The Pantanal is a delicate ecosystem which serves as home to an astonishing amount of animals. It also acts as a regulatory system for the Paraguay River, guarding communities to the south from flooding. Unfortunately, this pristine wilderness is under constant threat by large industries such as mining and agriculture, as well as smaller but equally dangerous enterprises such as poaching. Agriculture in particular is very damaging to the fragile balance of the Pantanal. Clear cutting makes room for grazing cattle while robbing native animals of their habitats. Without trees to hold it in place, soil erodes quicker depositing sediment into the rivers. These may end up rerouted, causing flooding in other areas. Large felines such as jaguars and pumas are seen as nuisances by ranch hands and regularly killed to protect livestock. Both agriculture and mining are responsible for toxins entering the water system. Poachers disrupt the balance of the animal chain by eliminating prized predators such as jaguars and yacares, in turn allowing their respective prey to flourish unchecked. Most of the Brazilian Pantanal is under private ownership and the areas of Bolivia and Paraguay covered by the Pantanal are among the most remote and least populated of both countries. This makes it difficult to enforce existing laws designed to protect the area. Although on the books Paraguay’s environmental protection laws are quite good, in reality there are very few resources and little political will to make significant enforcement efforts.
Venturing Farther into the Wild
Los Tres Gigantes Field Station
Run by nature conservation NGO Guyra Paraguay, Los Tres Gigantes is a nature reserve along the banks of the Rio Negro which safeguards 15,000 hectares of the beautiful Pantanal ecosystem. The station is named after the three large endangered species that can be found in the region: the Giant Anteater, Giant River Otter and Giant Armadillo. Visiting Los Tres Gigantes is an extraordinary experience bringing you face to face with the Pantanal’s rich biodiversity without any tourists. The station has two dorm-style bedrooms and one large double, each with their own bathroom The kitchen is available to prepare food, but be prepared to bring supplies. Upstairs includes a screened in porch and downstairs there are hammocks and a nice dining room with reading materials. Although the station is screened, expect to deal with a fair number of insects. The station includes three walking trails that follow the river and then head inland. Be sure to bring lots of repellant. Park guards are a wealth of information, but you need to be proactive if you want guided tours. Do not miss the opportunity to take advantage of their expertise, as they are happy to accompany you both on land and in kayaks along the river. Tel: 021 229 097, the station is located twenty-six kilometers upriver from BaMa Negra, approximately thirteen kilometers past the confluence of the Negro River and Paraguay River, and is accessible only by motorboat. Reservations must be made ahead of time with Guyra headquarters in Asuncion. They can arrange for guided tours around BaMa Negra and Puerto Diana as well as for transportation via motorboat to the station (about US$60 per round trip), though you can shop around BaMa Negra for a better price. US$25 per person without food, US$35 per person full board, Gs. 70,000 per person for day trips, Gs. 30,000 per person for camping.

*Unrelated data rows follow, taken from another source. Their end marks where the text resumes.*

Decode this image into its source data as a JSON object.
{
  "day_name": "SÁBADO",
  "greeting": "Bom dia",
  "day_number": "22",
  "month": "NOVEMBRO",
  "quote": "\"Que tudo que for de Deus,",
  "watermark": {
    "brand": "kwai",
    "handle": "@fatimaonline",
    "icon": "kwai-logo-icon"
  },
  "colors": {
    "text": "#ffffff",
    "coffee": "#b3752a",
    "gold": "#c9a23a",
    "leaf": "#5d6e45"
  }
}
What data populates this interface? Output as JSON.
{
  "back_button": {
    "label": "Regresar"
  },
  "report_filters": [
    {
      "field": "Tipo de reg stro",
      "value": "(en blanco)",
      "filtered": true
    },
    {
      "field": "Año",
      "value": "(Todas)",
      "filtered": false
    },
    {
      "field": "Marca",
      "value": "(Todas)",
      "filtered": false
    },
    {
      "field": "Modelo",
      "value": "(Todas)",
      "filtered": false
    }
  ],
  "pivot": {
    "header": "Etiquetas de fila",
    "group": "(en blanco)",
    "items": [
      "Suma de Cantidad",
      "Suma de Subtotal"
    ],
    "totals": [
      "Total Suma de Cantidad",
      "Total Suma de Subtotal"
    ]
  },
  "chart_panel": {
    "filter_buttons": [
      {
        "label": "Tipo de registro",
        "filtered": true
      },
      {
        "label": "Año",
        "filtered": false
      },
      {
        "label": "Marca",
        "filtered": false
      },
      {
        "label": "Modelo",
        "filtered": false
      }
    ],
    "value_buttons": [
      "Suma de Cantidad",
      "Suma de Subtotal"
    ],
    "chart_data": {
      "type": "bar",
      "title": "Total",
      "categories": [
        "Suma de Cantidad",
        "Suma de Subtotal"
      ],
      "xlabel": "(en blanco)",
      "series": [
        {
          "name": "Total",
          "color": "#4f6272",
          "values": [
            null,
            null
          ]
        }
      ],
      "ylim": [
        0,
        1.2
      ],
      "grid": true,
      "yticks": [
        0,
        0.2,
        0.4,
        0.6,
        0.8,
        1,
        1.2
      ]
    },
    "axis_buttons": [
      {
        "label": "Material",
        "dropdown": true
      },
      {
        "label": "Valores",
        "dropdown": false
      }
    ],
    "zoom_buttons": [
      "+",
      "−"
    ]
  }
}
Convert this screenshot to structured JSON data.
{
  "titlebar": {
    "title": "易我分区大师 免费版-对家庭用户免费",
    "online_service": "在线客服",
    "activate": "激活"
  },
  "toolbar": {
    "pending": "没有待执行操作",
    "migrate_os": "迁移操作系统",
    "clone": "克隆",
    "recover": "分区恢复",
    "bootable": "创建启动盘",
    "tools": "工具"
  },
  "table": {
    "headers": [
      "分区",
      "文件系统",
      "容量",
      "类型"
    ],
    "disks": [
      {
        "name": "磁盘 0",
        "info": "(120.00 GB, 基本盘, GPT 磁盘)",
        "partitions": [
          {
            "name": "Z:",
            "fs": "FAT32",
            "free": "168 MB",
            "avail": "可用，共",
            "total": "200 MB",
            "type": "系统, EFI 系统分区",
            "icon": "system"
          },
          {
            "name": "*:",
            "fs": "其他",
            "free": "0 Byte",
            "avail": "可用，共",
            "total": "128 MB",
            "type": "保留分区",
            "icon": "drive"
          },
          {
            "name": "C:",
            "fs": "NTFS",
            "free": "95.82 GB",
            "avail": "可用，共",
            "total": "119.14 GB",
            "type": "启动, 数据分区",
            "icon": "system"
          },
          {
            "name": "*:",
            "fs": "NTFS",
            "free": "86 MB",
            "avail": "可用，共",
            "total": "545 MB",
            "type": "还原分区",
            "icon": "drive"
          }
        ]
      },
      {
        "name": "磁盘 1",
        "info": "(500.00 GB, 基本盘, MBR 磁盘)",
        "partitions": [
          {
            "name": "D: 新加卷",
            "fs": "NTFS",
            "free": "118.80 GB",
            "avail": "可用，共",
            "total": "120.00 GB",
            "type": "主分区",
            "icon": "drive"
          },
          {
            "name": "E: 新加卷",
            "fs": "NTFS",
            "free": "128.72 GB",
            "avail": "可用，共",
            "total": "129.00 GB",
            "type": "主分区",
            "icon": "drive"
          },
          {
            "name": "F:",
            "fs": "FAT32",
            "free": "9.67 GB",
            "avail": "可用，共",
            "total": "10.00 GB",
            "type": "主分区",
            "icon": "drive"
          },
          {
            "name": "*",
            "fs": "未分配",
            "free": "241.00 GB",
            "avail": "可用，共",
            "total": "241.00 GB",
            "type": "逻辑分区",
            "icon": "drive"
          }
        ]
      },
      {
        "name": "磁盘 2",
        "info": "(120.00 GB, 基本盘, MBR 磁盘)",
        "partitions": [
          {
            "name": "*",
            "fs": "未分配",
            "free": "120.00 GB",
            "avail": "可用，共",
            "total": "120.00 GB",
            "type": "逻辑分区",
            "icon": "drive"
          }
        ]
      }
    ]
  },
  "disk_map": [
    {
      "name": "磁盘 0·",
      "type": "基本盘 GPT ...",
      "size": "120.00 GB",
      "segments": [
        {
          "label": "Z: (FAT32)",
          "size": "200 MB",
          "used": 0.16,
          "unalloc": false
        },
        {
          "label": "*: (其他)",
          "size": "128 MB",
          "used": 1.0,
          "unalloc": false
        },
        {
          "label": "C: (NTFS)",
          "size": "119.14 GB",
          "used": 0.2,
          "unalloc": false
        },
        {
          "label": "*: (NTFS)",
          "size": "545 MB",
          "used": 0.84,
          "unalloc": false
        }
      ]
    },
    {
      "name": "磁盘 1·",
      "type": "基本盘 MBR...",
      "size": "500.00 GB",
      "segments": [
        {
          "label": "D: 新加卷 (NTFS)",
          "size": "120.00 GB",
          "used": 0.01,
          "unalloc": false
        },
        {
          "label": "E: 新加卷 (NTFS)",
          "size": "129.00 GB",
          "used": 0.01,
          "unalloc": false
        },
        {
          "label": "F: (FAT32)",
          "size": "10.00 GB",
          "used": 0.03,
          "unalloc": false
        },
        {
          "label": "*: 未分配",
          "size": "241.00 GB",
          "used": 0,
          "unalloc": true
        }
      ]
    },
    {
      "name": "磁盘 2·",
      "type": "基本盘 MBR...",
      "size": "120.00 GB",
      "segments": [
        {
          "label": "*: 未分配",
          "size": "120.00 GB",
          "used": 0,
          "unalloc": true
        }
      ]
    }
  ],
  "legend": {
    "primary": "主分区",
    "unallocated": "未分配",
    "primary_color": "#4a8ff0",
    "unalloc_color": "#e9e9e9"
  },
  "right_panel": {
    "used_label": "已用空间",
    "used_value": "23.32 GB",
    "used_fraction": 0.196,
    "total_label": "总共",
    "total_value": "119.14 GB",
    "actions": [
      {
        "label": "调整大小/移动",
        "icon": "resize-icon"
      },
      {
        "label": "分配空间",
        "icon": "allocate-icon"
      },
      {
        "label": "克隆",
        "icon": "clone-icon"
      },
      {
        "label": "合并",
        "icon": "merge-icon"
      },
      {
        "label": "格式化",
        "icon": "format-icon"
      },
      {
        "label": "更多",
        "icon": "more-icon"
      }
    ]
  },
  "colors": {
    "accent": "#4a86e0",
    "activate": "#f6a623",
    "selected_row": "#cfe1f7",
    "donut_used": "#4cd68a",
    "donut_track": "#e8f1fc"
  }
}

In 1908, the ruling Liberal party created Fortin Galpon, a penal colony for Colorado Party political prisoners, along the Verde River. Trapped in a kind of Paraguayan Devil’s Island, the prisoners were subjected to the region’s many hazards (from pesky insects to dangerous felines), and to innumerable cruelties at the hands of their captors.

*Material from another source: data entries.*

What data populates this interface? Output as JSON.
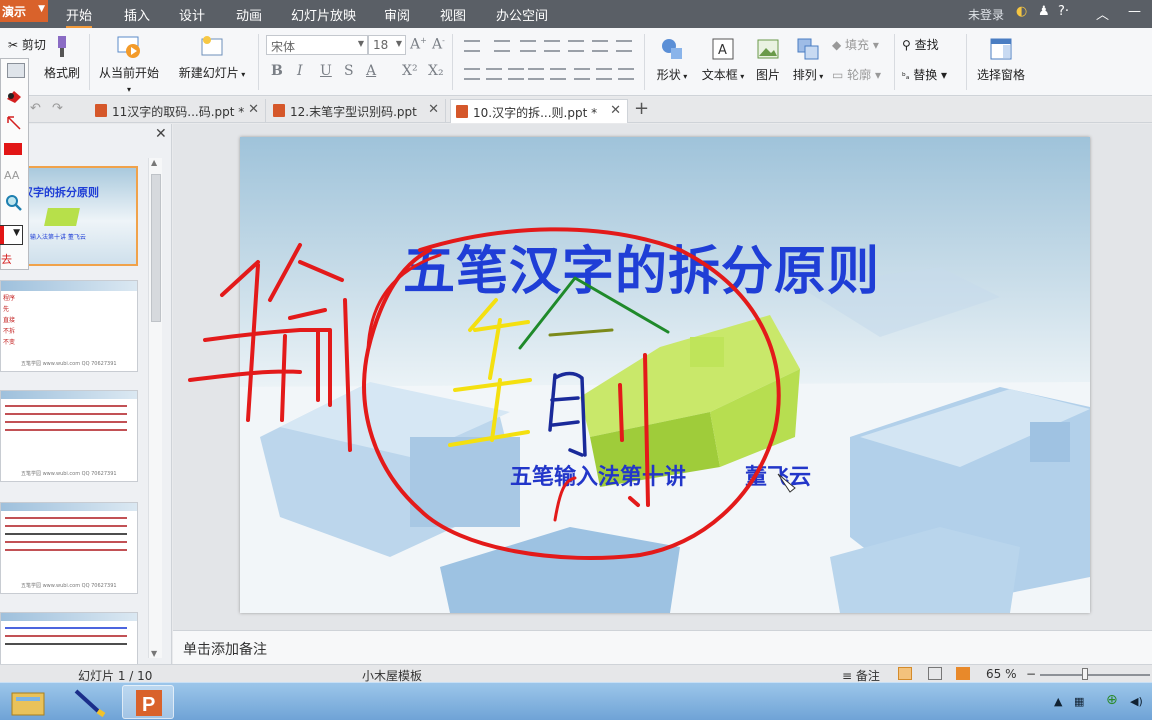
{
  "app": {
    "badge": "演示"
  },
  "menu": {
    "tabs": [
      "开始",
      "插入",
      "设计",
      "动画",
      "幻灯片放映",
      "审阅",
      "视图",
      "办公空间"
    ],
    "active": "开始",
    "login": "未登录"
  },
  "ribbon": {
    "cut": "剪切",
    "format_painter": "格式刷",
    "from_current": "从当前开始",
    "new_slide": "新建幻灯片",
    "font_name": "宋体",
    "font_size": "18",
    "shape": "形状",
    "textbox": "文本框",
    "picture": "图片",
    "arrange": "排列",
    "fill": "填充",
    "outline": "轮廓",
    "find": "查找",
    "replace": "替换",
    "select_pane": "选择窗格"
  },
  "pentools": {
    "label": "去"
  },
  "doc_tabs": [
    {
      "title": "11汉字的取码...码.ppt *",
      "active": false
    },
    {
      "title": "12.末笔字型识别码.ppt",
      "active": false
    },
    {
      "title": "10.汉字的拆...则.ppt *",
      "active": true
    }
  ],
  "thumbnails": {
    "slide1_title": "汉字的拆分原则",
    "slide1_sub": "输入法第十讲 董飞云",
    "slide2_lines": [
      "程序",
      "先",
      "直接",
      "不拆",
      "不变"
    ],
    "footer": "五笔学园 www.wubi.com   QQ 70627391"
  },
  "slide": {
    "title": "五笔汉字的拆分原则",
    "subtitle": "五笔输入法第十讲",
    "author": "董飞云",
    "accent_color": "#1f3ed6"
  },
  "notes": {
    "placeholder": "单击添加备注"
  },
  "status": {
    "slide_counter": "幻灯片 1 / 10",
    "template": "小木屋模板",
    "notes_button": "备注",
    "zoom": "65 %"
  },
  "taskbar": {
    "tasks": [
      "file-manager",
      "pen-tool",
      "presentation"
    ]
  }
}
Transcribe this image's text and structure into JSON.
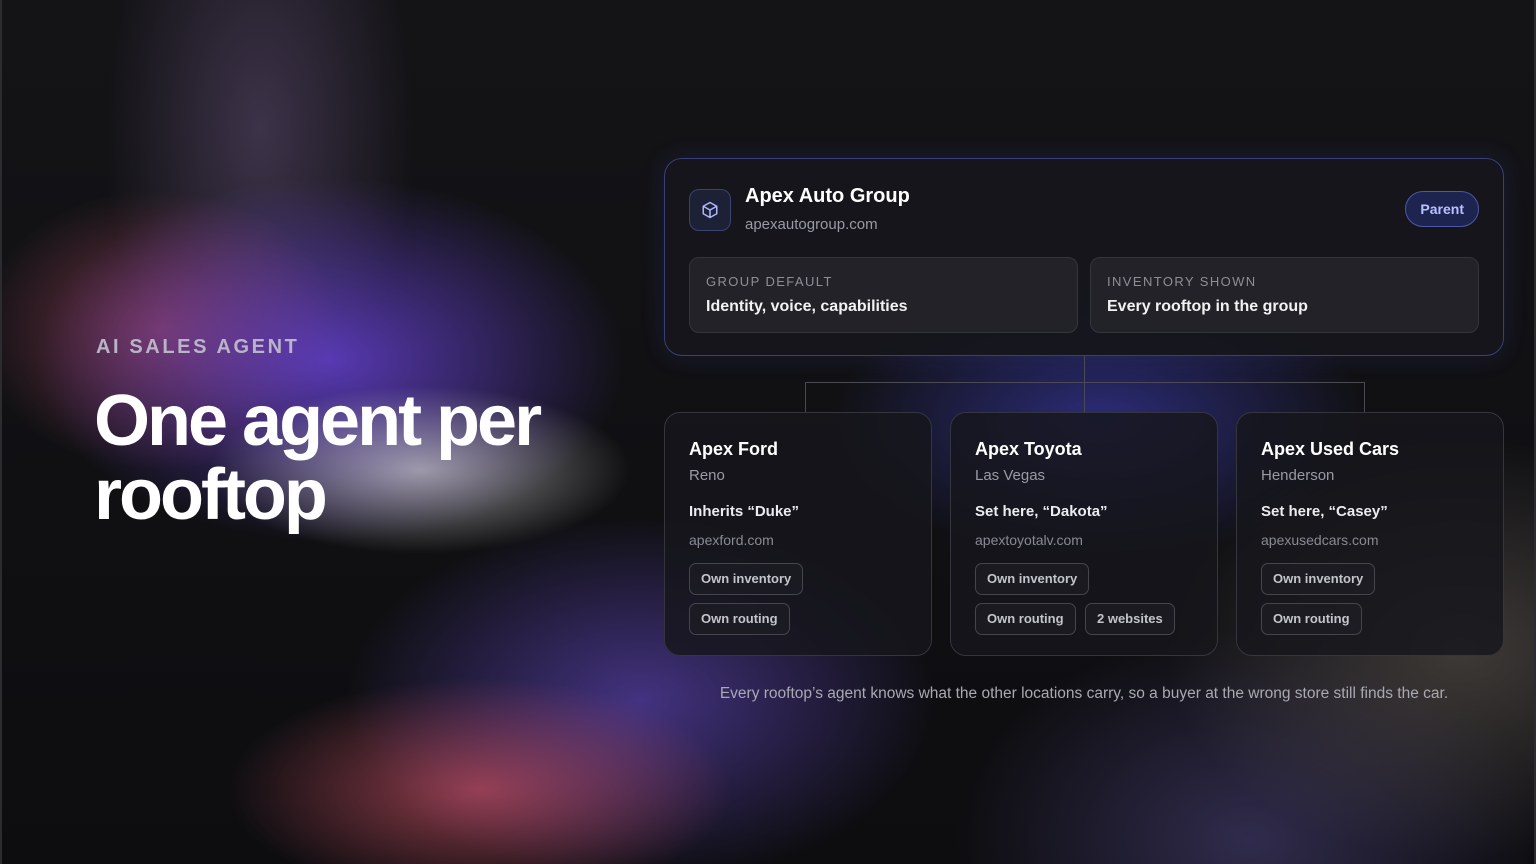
{
  "hero": {
    "eyebrow": "AI SALES AGENT",
    "headline": "One agent per rooftop"
  },
  "parent": {
    "icon": "cube-icon",
    "name": "Apex Auto Group",
    "url": "apexautogroup.com",
    "badge": "Parent",
    "defaults": [
      {
        "label": "GROUP DEFAULT",
        "value": "Identity, voice, capabilities"
      },
      {
        "label": "INVENTORY SHOWN",
        "value": "Every rooftop in the group"
      }
    ]
  },
  "children": [
    {
      "name": "Apex Ford",
      "city": "Reno",
      "agent": "Inherits “Duke”",
      "url": "apexford.com",
      "tags": [
        "Own inventory",
        "Own routing"
      ]
    },
    {
      "name": "Apex Toyota",
      "city": "Las Vegas",
      "agent": "Set here, “Dakota”",
      "url": "apextoyotalv.com",
      "tags": [
        "Own inventory",
        "Own routing",
        "2 websites"
      ]
    },
    {
      "name": "Apex Used Cars",
      "city": "Henderson",
      "agent": "Set here, “Casey”",
      "url": "apexusedcars.com",
      "tags": [
        "Own inventory",
        "Own routing"
      ]
    }
  ],
  "footnote": "Every rooftop’s agent knows what the other locations carry, so a buyer at the wrong store still finds the car.",
  "colors": {
    "accent_border": "#3a3f78",
    "badge_bg": "#1e2450",
    "badge_text": "#b8c0ff"
  }
}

Continuing North Upriver to Bolivia
It is becoming increasingly popular for backpackers to make their way to Bahia Negra, and on to Bolivia by motorboat. The boat ride to Puerto Busch takes about forty minutes, during which time you are likely to see a fair amount of wildlife along the river. The border crossing at Puerto Busch is nothing more than a small military outpost. Though they will take down your information, tourists must officially pass through immigration in Puerto Quijarro (from which you can take the train to Santa Cruz or cross over to Corumba in Brazil). From Puerto Busch it is about 180 kilometers to Puerto Suarez which, in turn, is about ten kilometers from Puerto Quijarro. A taxi from Puerto Busch to Puerto Suarez costs about US$100 and can be arranged through the military outpost. Don Aliche (see River Guides) has made the trip to Puerto Busch with tourists several times, and Hombre y Naturaleza can help coordinate to get you as far as Puerto Suarez. In order to avoid trouble in Puerto Busch, it is best to have obtained a Bolivian visa ahead of time.